Dick Varano didn’t grow up with eyes on opening a brewery. The Braintree native comes from an Italian family, and he’s been a restaurateur for thirty years. Owning a winery in Italy? Sure. Opening a successful brewery in Wells, Maine? Well, OK!
Varano opened Hidden Cove in 2013 out of the old pizza place he owned, just across the street from Varano’s, his Italian restaurant on Mile road near the beach in Wells. Hidden Cove is still currently using the old dining room for barrel storage. But all that will soon change. Varano showed me around their impressive new buildout connected to the back of the current building. They’re set to move production in there soon, along with picking up a new canning line, and a climate controlled attic cellar for those barrels. I sat at the bar with Dick enjoying a Jali, consistently one of my favorite beers in Maine (Herradura barrel aged wheat/pilsner base with charred jalapenos, apricots and agave, left for four months in the barrel with lacto and brett). We talked shop on the expansion, and his values as a brewery owner and chef.
How's the summer been treating you? You must see a big spike in the taproom thanks to tourists.
We’ve definitely seen an uptick. With the expansion the idea is to have the taproom open a little bit later, so that people that are staying on the beach, you’re in college, you’ve got friends up in town, you have dinner with your parents, and then it’s “alright we’re gonna go hit a brewery, we’ll see you guys later!”
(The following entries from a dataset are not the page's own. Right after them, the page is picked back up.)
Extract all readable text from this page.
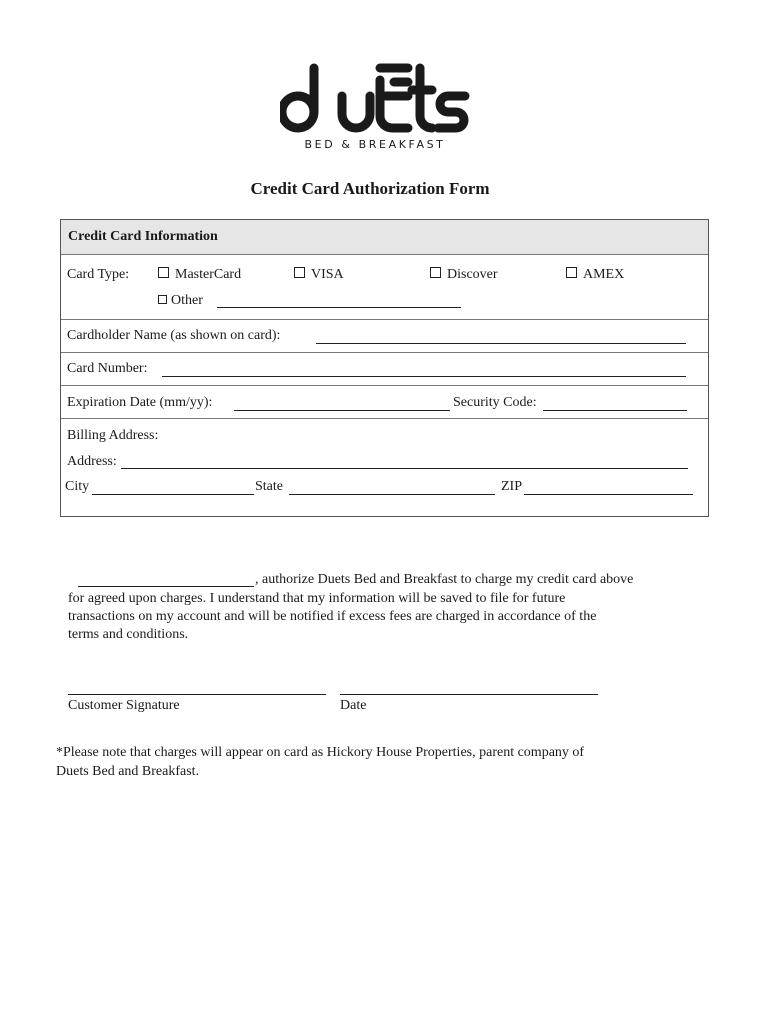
BED & BREAKFAST
Credit Card Authorization Form
Credit Card Information
Card Type:	MasterCard	VISA	Discover	AMEX
Other
Cardholder Name (as shown on card):
Card Number:
Expiration Date (mm/yy):	Security Code:
Billing Address:
Address:
City	State	ZIP
, authorize Duets Bed and Breakfast to charge my credit card above
for agreed upon charges. I understand that my information will be saved to file for future
transactions on my account and will be notified if excess fees are charged in accordance of the
terms and conditions.
Customer Signature	Date
*Please note that charges will appear on card as Hickory House Properties, parent company of
Duets Bed and Breakfast.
From early on barrel aging and wilds have been a focus for you, tell me about your process.
I have a lot of friends that own wineries in Italy, so they’ve been sending me used wine barrels. The importers bring them over for me because I’m already buying so much Italian wine for my restaurant. I’m not a brewer, but I am a chef and I understand flavors. Kevin Glessing -- our head brewer -- and his team brew all of the beers. But what I do is design some of the barrel aged beers. So Kevin will brew me a base beer and I’ll write a recipe in my mind. That’s how Jali was designed, to be a beer version of a jalapeno margarita. Being a chef I put my own spin on it. When you taste that beer you’re getting the sweet notes from the apricot and the agave, but then you sort of get that twang from the brett and the lacto, then you get that intense green jalapeno fruit flavor. It’s all balanced.
Once this expansion is in place, do you think you’ll be happy with the scale? Or could you see going even bigger eventually?
I always try to think about long term growth. I’m obviously not in production anymore, my job is big picture. When we sat down and designed this expansion it gave us triple capacity with the ability to go to seven times capacity, all plumbed and ready to go, so it’d be quick to bring a couple more tanks in, couple hours to hook them up, we’re moving. We kept one eye to “what if”, you know? I would be stupid not to at least keep some of that in the back of my mind. That’s why we designed it the way we did, so that if, God willing, the moon and the stars align we have a plan B.